Fed rate-cut odds climb on softer-than-expected ADP data

Private payroll data from ADP surprised to the downside in November, registering a contraction that reinforced markets’ expectations of Federal Reserve easing. The ISM services PMI, by contrast, showed continued resilience in the US services sector. Outside the US, Australia’s GDP decelerated in Q3, while US crude inventories recorded a modest build.

By Daniel Mejía | 8h ago

Markets today EN
  • The ADP report recorded a contraction of 32,000 private non-farm jobs in November, well below the consensus expectation of +10,000, prompting markets to reassess the Fed’s path.

  • CME Group’s FedWatch tool priced a markedly higher probability of a 25 basis-point cut for the December FOMC meeting, as investors reacted to the weakened private payrolls reading.

  • The ISM services PMI surprised to the upside at 52.6, signalling continued expansion in the US services sector and tempering concerns about a broad-based slowdown.

  • Australia’s Q3 GDP slowed to 0.4 per cent (quarter-on-quarter), and US crude inventories rose by 0.574 million barrels, yet WTI traded higher on a mix of geopolitical and demand-supply considerations.

ADP report: private payrolls contract unexpectedly

The Automatic Data Processing Inc. (ADP) monthly employment report showed a contraction of 32,000 private non-farm payrolls in November, substantially below market expectations of an increase of 10,000. ADP indicated that small firms were the principal source of the decline; ADP’s chief economist attributed weakening hiring to heightened corporate caution amid uncertain consumer demand and macroeconomic conditions.

Market reaction was immediate.
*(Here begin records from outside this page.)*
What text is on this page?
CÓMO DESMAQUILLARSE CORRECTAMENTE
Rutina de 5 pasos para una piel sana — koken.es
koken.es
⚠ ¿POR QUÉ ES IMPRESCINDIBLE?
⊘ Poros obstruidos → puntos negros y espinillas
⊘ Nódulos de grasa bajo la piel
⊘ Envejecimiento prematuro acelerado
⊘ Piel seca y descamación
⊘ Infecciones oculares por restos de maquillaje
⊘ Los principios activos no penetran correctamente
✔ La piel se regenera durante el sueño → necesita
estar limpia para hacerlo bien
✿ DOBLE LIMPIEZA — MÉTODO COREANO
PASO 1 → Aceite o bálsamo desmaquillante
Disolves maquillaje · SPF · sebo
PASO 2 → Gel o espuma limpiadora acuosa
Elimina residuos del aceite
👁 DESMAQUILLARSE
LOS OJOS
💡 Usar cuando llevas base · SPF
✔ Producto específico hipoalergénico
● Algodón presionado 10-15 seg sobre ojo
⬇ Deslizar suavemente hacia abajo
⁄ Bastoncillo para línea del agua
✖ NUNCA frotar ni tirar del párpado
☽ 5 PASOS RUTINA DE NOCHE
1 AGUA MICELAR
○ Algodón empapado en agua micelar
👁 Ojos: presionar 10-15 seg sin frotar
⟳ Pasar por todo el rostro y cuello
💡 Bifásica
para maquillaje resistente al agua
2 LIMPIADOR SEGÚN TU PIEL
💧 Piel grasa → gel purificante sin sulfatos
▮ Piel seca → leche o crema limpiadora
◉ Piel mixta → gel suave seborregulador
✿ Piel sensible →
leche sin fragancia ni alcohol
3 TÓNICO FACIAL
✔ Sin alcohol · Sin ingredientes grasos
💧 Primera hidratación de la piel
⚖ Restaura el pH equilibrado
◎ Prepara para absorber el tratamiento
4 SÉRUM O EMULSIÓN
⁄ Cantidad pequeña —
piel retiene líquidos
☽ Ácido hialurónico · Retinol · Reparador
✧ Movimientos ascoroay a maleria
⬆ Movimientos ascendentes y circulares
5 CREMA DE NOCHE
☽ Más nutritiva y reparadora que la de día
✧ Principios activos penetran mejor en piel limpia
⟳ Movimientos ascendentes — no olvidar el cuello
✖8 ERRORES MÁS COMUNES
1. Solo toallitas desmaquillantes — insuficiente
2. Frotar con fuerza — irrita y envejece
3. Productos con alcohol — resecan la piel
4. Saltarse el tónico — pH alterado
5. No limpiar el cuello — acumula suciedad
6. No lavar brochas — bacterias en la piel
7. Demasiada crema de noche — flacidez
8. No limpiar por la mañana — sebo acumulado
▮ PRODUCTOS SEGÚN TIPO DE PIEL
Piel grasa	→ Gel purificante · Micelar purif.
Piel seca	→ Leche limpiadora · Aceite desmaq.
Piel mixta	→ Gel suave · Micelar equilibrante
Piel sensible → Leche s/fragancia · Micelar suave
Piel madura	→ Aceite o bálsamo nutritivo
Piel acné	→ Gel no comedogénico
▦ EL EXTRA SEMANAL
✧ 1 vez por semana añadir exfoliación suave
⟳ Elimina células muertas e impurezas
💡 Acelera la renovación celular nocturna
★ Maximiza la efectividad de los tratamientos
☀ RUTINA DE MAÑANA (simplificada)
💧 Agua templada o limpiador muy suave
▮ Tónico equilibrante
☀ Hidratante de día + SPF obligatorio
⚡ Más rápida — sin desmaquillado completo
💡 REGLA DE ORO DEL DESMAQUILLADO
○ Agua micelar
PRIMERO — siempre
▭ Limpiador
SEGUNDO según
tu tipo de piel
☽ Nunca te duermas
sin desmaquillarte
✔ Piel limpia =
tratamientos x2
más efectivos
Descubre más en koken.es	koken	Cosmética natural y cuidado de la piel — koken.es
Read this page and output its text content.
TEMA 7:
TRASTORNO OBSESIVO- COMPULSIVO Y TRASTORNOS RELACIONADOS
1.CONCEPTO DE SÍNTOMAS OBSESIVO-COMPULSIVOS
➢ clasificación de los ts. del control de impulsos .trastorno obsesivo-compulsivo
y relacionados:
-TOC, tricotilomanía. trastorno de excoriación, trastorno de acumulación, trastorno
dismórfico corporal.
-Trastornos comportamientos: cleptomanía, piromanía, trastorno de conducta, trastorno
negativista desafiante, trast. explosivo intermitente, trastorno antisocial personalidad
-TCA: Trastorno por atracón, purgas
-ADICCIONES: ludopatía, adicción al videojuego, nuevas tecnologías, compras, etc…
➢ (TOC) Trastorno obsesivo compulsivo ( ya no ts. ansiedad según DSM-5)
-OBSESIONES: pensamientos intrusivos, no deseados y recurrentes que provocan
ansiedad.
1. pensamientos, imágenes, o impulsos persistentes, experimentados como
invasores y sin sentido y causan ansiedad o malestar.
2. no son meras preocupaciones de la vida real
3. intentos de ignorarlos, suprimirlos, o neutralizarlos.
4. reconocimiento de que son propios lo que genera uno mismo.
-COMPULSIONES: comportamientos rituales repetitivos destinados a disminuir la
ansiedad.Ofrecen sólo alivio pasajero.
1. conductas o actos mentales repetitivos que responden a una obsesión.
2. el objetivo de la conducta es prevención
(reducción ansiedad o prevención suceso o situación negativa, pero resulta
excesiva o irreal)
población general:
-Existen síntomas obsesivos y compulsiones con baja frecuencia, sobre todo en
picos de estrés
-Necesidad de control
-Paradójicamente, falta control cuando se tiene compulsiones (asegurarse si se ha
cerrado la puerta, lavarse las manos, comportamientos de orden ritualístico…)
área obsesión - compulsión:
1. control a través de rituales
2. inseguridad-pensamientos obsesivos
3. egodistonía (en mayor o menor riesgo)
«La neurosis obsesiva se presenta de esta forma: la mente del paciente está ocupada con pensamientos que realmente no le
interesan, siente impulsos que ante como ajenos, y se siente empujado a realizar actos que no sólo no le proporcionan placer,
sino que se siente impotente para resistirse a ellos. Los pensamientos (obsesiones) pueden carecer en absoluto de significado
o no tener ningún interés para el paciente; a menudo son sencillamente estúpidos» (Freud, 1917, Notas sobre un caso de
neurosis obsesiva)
Using the CME Group’s FedWatch tool, investors materially increased the likelihood assigned to a 25 basis-point cut at the Federal Reserve’s December meeting — reflecting a view that the Fed may prioritise supporting employment should weakness persist. Equity markets responded positively to the surprise, with the S&P 500, Dow Jones and Nasdaq 100 posting gains on the news.

United_States_ADP_Employment_Change

Figure 1. United States ADP Employment Change (2021-2025). Source: Data from the Automatic Data Processing; Figure obtained from Trading Economics.

ISM services PMI shows resilience

Contrasting with the ADP weakness, the Institute for Supply Management (ISM) services PMI rose to 52.6, above the consensus of 52.1 and marginally higher than the prior month’s 52.4. A reading above 50 denotes expansion; the services sector therefore continues to display underlying resilience, supported by consumer spending on services and activity in professional and business services.

The indicator is important because it highlights the strength and resilience of the services sector, even as the Manufacturing PMI signalled contraction just days earlier. The dollar index (DXY) eased modestly on the day (c. 0.41 per cent), while US equity indices advanced as investors priced a greater probability of policy easing.

Australia: GDP growth slows in Q3

Australia’s Bureau of Statistics reported that third-quarter GDP growth decelerated to 0.4 per cent quarter-on-quarter from 0.7 per cent in the prior quarter, falling short of consensus expectations for an unchanged outcome. Although Australia has avoided outright contraction over the past three years, the longer-term average quarterly growth rate remains modest (around 0.43 per cent), and the economy faces the twin pressures of elevated inflation (currently c. 3.8 per cent) and a gradually softening labour market.

The Reserve Bank of Australia has progressively eased policy from peaks of 4.35 per cent; the current official cash rate stands at 3.6 per cent. Despite the Q3 slowdown, the Australian dollar appreciated by roughly 0.65 per cent to 0.6601, a move that was in part driven by US dollar weakness following the ADP surprise.

US crude inventories and oil market reaction

The US Energy Information Administration (EIA) reported a weekly crude-stock build of 0.574 million barrels, contrary to analysts’ expectations for a draw of 0.8 million barrels. While a build typically exerts downward pressure on prices, WTI futures nevertheless rose by about 0.8 per cent, trading near US$59.11 per barrel.

Oil markets remain sensitive to a complex mix of drivers: geopolitical tensions and episodic supply risks can support prices even in the face of modest inventory builds, while longer-term concerns about OPEC+ production plans and weak demand growth — particularly in China — continue to weigh on sentiment.